Doctor of Education in Education Administration (Ed.D.)

Document Type and Release Option

Dissertation (open access)

Department

Department of Leadership, Technology, and Human Development

Committee Chair

Charles Reavis

Committee Member 1

Christy Walcott

Committee Member 2

Mary Jackson

Abstract

The purpose of this study was to determine the impact of after school learning centers in a rural school district in South Carolina on Measures of Academic Progress achievement scores for low achieving African American elementary students. The researcher collected and analyzed Palmetto Achievement Challenge Test data administered in the Spring of 2008 from the state database and identified 419 African American low achieving fourth and fifth grade students for the study. The Educational Accountability Act of South Carolina requires that schools develop individual academic plans and provide remediation for students in grades three through eight who score Below Basic on the state mandated test. After school programs are one avenue by which these needs are being met. Students were categorized into three groups: students attending after school programs with an academic focus; students attending after school programs with academics plus a recreational component; and students not participating in an after school program. Grade percentile ranking scores were collected from the local school database for Cognitive Abilities Test Composite score and Measures of Academic Progress Reading and Math Fall 2008 and Spring 2009 test administration. Students' names were used only during the database query and sorting process. After sorting, names were removed and replaced with random identification numbers to protect student anonymity.
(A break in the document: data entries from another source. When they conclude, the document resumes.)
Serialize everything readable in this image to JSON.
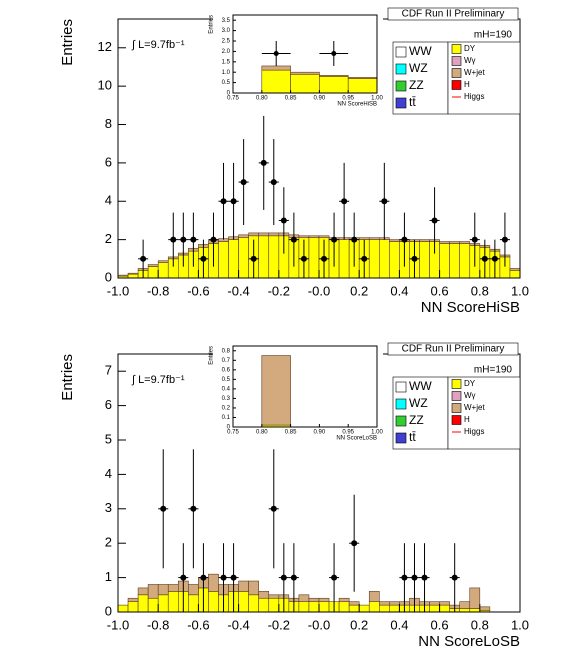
{
  "chart_data": [
    {
      "type": "histogram",
      "title": "CDF Run II Preliminary",
      "xlabel": "NN ScoreHiSB",
      "ylabel": "Entries",
      "annotations": [
        "∫ L=9.7fb⁻¹",
        "mH=190"
      ],
      "xlim": [
        -1,
        1
      ],
      "xticks": [
        {
          "value": -1,
          "label": "-1.0"
        },
        {
          "value": -0.8,
          "label": "-0.8"
        },
        {
          "value": -0.6,
          "label": "-0.6"
        },
        {
          "value": -0.4,
          "label": "-0.4"
        },
        {
          "value": -0.2,
          "label": "-0.2"
        },
        {
          "value": 0,
          "label": "-0.0"
        },
        {
          "value": 0.2,
          "label": "0.2"
        },
        {
          "value": 0.4,
          "label": "0.4"
        },
        {
          "value": 0.6,
          "label": "0.6"
        },
        {
          "value": 0.8,
          "label": "0.8"
        },
        {
          "value": 1,
          "label": "1.0"
        }
      ],
      "ylim": [
        0,
        13.5
      ],
      "yticks": [
        0,
        2,
        4,
        6,
        8,
        10,
        12
      ],
      "bins": [
        -1,
        -0.95,
        -0.9,
        -0.85,
        -0.8,
        -0.75,
        -0.7,
        -0.65,
        -0.6,
        -0.55,
        -0.5,
        -0.45,
        -0.4,
        -0.35,
        -0.3,
        -0.25,
        -0.2,
        -0.15,
        -0.1,
        -0.05,
        0,
        0.05,
        0.1,
        0.15,
        0.2,
        0.25,
        0.3,
        0.35,
        0.4,
        0.45,
        0.5,
        0.55,
        0.6,
        0.65,
        0.7,
        0.75,
        0.8,
        0.85,
        0.9,
        0.95,
        1
      ],
      "series": [
        {
          "name": "WW",
          "color": "#ffffff"
        },
        {
          "name": "WZ",
          "color": "#00ffff"
        },
        {
          "name": "ZZ",
          "color": "#33cc33"
        },
        {
          "name": "tt̄",
          "color": "#4040d0"
        },
        {
          "name": "DY",
          "color": "#ffff00",
          "values": [
            0.1,
            0.2,
            0.4,
            0.6,
            0.8,
            1.0,
            1.2,
            1.4,
            1.6,
            1.8,
            1.9,
            2.0,
            2.1,
            2.2,
            2.2,
            2.2,
            2.2,
            2.1,
            2.1,
            2.1,
            2.1,
            2.0,
            2.0,
            2.0,
            2.0,
            2.0,
            2.0,
            1.9,
            1.9,
            1.9,
            1.9,
            1.9,
            1.8,
            1.8,
            1.8,
            1.7,
            1.6,
            1.4,
            1.1,
            0.4
          ]
        },
        {
          "name": "Wγ",
          "color": "#e0a0c0"
        },
        {
          "name": "W+jet",
          "color": "#d2aa7d",
          "values": [
            0.05,
            0.05,
            0.1,
            0.1,
            0.1,
            0.1,
            0.1,
            0.15,
            0.15,
            0.15,
            0.15,
            0.15,
            0.15,
            0.15,
            0.15,
            0.15,
            0.15,
            0.15,
            0.1,
            0.1,
            0.1,
            0.1,
            0.1,
            0.1,
            0.1,
            0.1,
            0.1,
            0.1,
            0.1,
            0.1,
            0.1,
            0.1,
            0.1,
            0.1,
            0.1,
            0.1,
            0.1,
            0.1,
            0.1,
            0.1
          ]
        },
        {
          "name": "H",
          "color": "#ff0000"
        },
        {
          "name": "Higgs",
          "color": "#ff0000"
        }
      ],
      "points": {
        "x": [
          -0.875,
          -0.725,
          -0.675,
          -0.625,
          -0.575,
          -0.525,
          -0.475,
          -0.425,
          -0.375,
          -0.325,
          -0.275,
          -0.225,
          -0.175,
          -0.125,
          -0.075,
          0.025,
          0.075,
          0.125,
          0.175,
          0.225,
          0.325,
          0.425,
          0.475,
          0.575,
          0.775,
          0.825,
          0.875,
          0.925
        ],
        "values": [
          1,
          2,
          2,
          2,
          1,
          2,
          4,
          4,
          5,
          1,
          6,
          5,
          3,
          2,
          1,
          1,
          2,
          4,
          2,
          1,
          4,
          2,
          1,
          3,
          2,
          1,
          1,
          2
        ],
        "errors": [
          1,
          1.41,
          1.41,
          1.41,
          1,
          1.41,
          2,
          2,
          2.24,
          1,
          2.45,
          2.24,
          1.73,
          1.41,
          1,
          1,
          1.41,
          2,
          1.41,
          1,
          2,
          1.41,
          1,
          1.73,
          1.41,
          1,
          1,
          1.41
        ]
      },
      "inset": {
        "xlabel": "NN ScoreHiSB",
        "ylabel": "Entries",
        "xlim": [
          0.75,
          1
        ],
        "xticks": [
          0.75,
          {
            "value": 0.8,
            "label": "0.80"
          },
          0.85,
          {
            "value": 0.9,
            "label": "0.90"
          },
          0.95,
          {
            "value": 1,
            "label": "1.00"
          }
        ],
        "ylim": [
          0,
          3.75
        ],
        "yticks": [
          0,
          0.5,
          {
            "value": 1,
            "label": "1.0"
          },
          1.5,
          {
            "value": 2,
            "label": "2.0"
          },
          2.5,
          {
            "value": 3,
            "label": "3.0"
          },
          3.5
        ],
        "bins": [
          0.75,
          0.8,
          0.85,
          0.9,
          0.95,
          1
        ],
        "series": [
          {
            "color": "#ffff00",
            "values": [
              0,
              1.1,
              0.9,
              0.8,
              0.7
            ]
          },
          {
            "color": "#d2aa7d",
            "values": [
              0,
              0.2,
              0.1,
              0.05,
              0.05
            ]
          }
        ],
        "points": {
          "x": [
            0.825,
            0.925
          ],
          "values": [
            1.9,
            1.9
          ],
          "errors": [
            0.6,
            0.6
          ]
        }
      }
    },
    {
      "type": "histogram",
      "title": "CDF Run II Preliminary",
      "xlabel": "NN ScoreLoSB",
      "ylabel": "Entries",
      "annotations": [
        "∫ L=9.7fb⁻¹",
        "mH=190"
      ],
      "xlim": [
        -1,
        1
      ],
      "xticks": [
        {
          "value": -1,
          "label": "-1.0"
        },
        {
          "value": -0.8,
          "label": "-0.8"
        },
        {
          "value": -0.6,
          "label": "-0.6"
        },
        {
          "value": -0.4,
          "label": "-0.4"
        },
        {
          "value": -0.2,
          "label": "-0.2"
        },
        {
          "value": 0,
          "label": "-0.0"
        },
        {
          "value": 0.2,
          "label": "0.2"
        },
        {
          "value": 0.4,
          "label": "0.4"
        },
        {
          "value": 0.6,
          "label": "0.6"
        },
        {
          "value": 0.8,
          "label": "0.8"
        },
        {
          "value": 1,
          "label": "1.0"
        }
      ],
      "ylim": [
        0,
        7.5
      ],
      "yticks": [
        0,
        1,
        2,
        3,
        4,
        5,
        6,
        7
      ],
      "bins": [
        -1,
        -0.95,
        -0.9,
        -0.85,
        -0.8,
        -0.75,
        -0.7,
        -0.65,
        -0.6,
        -0.55,
        -0.5,
        -0.45,
        -0.4,
        -0.35,
        -0.3,
        -0.25,
        -0.2,
        -0.15,
        -0.1,
        -0.05,
        0,
        0.05,
        0.1,
        0.15,
        0.2,
        0.25,
        0.3,
        0.35,
        0.4,
        0.45,
        0.5,
        0.55,
        0.6,
        0.65,
        0.7,
        0.75,
        0.8,
        0.85,
        0.9,
        0.95,
        1
      ],
      "series": [
        {
          "name": "WW",
          "color": "#ffffff"
        },
        {
          "name": "WZ",
          "color": "#00ffff"
        },
        {
          "name": "ZZ",
          "color": "#33cc33"
        },
        {
          "name": "tt̄",
          "color": "#4040d0"
        },
        {
          "name": "DY",
          "color": "#ffff00",
          "values": [
            0.2,
            0.3,
            0.5,
            0.4,
            0.5,
            0.6,
            0.6,
            0.5,
            0.7,
            0.6,
            0.5,
            0.6,
            0.6,
            0.5,
            0.4,
            0.4,
            0.4,
            0.3,
            0.3,
            0.3,
            0.3,
            0.3,
            0.3,
            0.2,
            0.2,
            0.3,
            0.2,
            0.2,
            0.2,
            0.2,
            0.2,
            0.2,
            0.2,
            0.1,
            0.1,
            0.1,
            0.05,
            0,
            0,
            0
          ]
        },
        {
          "name": "Wγ",
          "color": "#e0a0c0"
        },
        {
          "name": "W+jet",
          "color": "#d2aa7d",
          "values": [
            0,
            0.1,
            0.2,
            0.4,
            0.3,
            0.2,
            0.3,
            0.3,
            0.3,
            0.5,
            0.3,
            0.2,
            0.3,
            0.4,
            0.2,
            0.1,
            0.1,
            0.1,
            0.2,
            0.1,
            0.1,
            0,
            0.1,
            0.1,
            0,
            0.3,
            0.1,
            0.1,
            0.1,
            0.2,
            0.1,
            0.1,
            0.1,
            0.1,
            0.2,
            0.6,
            0.1,
            0,
            0,
            0
          ]
        },
        {
          "name": "H",
          "color": "#ff0000"
        },
        {
          "name": "Higgs",
          "color": "#ff0000"
        }
      ],
      "points": {
        "x": [
          -0.775,
          -0.675,
          -0.625,
          -0.575,
          -0.475,
          -0.425,
          -0.225,
          -0.175,
          -0.125,
          0.075,
          0.175,
          0.425,
          0.475,
          0.525,
          0.675
        ],
        "values": [
          3,
          1,
          3,
          1,
          1,
          1,
          3,
          1,
          1,
          1,
          2,
          1,
          1,
          1,
          1
        ],
        "errors": [
          1.73,
          1,
          1.73,
          1,
          1,
          1,
          1.73,
          1,
          1,
          1,
          1.41,
          1,
          1,
          1,
          1
        ]
      },
      "inset": {
        "xlabel": "NN ScoreLoSB",
        "ylabel": "Entries",
        "xlim": [
          0.75,
          1
        ],
        "xticks": [
          0.75,
          {
            "value": 0.8,
            "label": "0.80"
          },
          0.85,
          {
            "value": 0.9,
            "label": "0.90"
          },
          0.95,
          {
            "value": 1,
            "label": "1.00"
          }
        ],
        "ylim": [
          0,
          0.85
        ],
        "yticks": [
          0,
          0.1,
          0.2,
          0.3,
          0.4,
          0.5,
          0.6,
          0.7,
          0.8
        ],
        "bins": [
          0.75,
          0.8,
          0.85,
          0.9,
          0.95,
          1
        ],
        "series": [
          {
            "color": "#ffff00",
            "values": [
              0,
              0.02,
              0,
              0,
              0
            ]
          },
          {
            "color": "#d2aa7d",
            "values": [
              0,
              0.73,
              0,
              0,
              0
            ]
          }
        ]
      }
    }
  ]
}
The results showed that the cognitive abilities scores were significantly related to the Measures of Academic Progress Reading scores but after controlling for cognitive abilities there were no significant differences among the three student groupings found in the reading achievement. There were significant differences among the three student groupings found on the math achievement; however, the cognitive abilities scores were not significantly related to the Measures of Academic Progress Math scores. Implications include a need for examining the after school programs to determine what changes could be made in the reading program to make a positive impact on student achievement. Additionally, more research and data collection could help school administrators be better informed of their after school programs and assist in better serving children in their schools.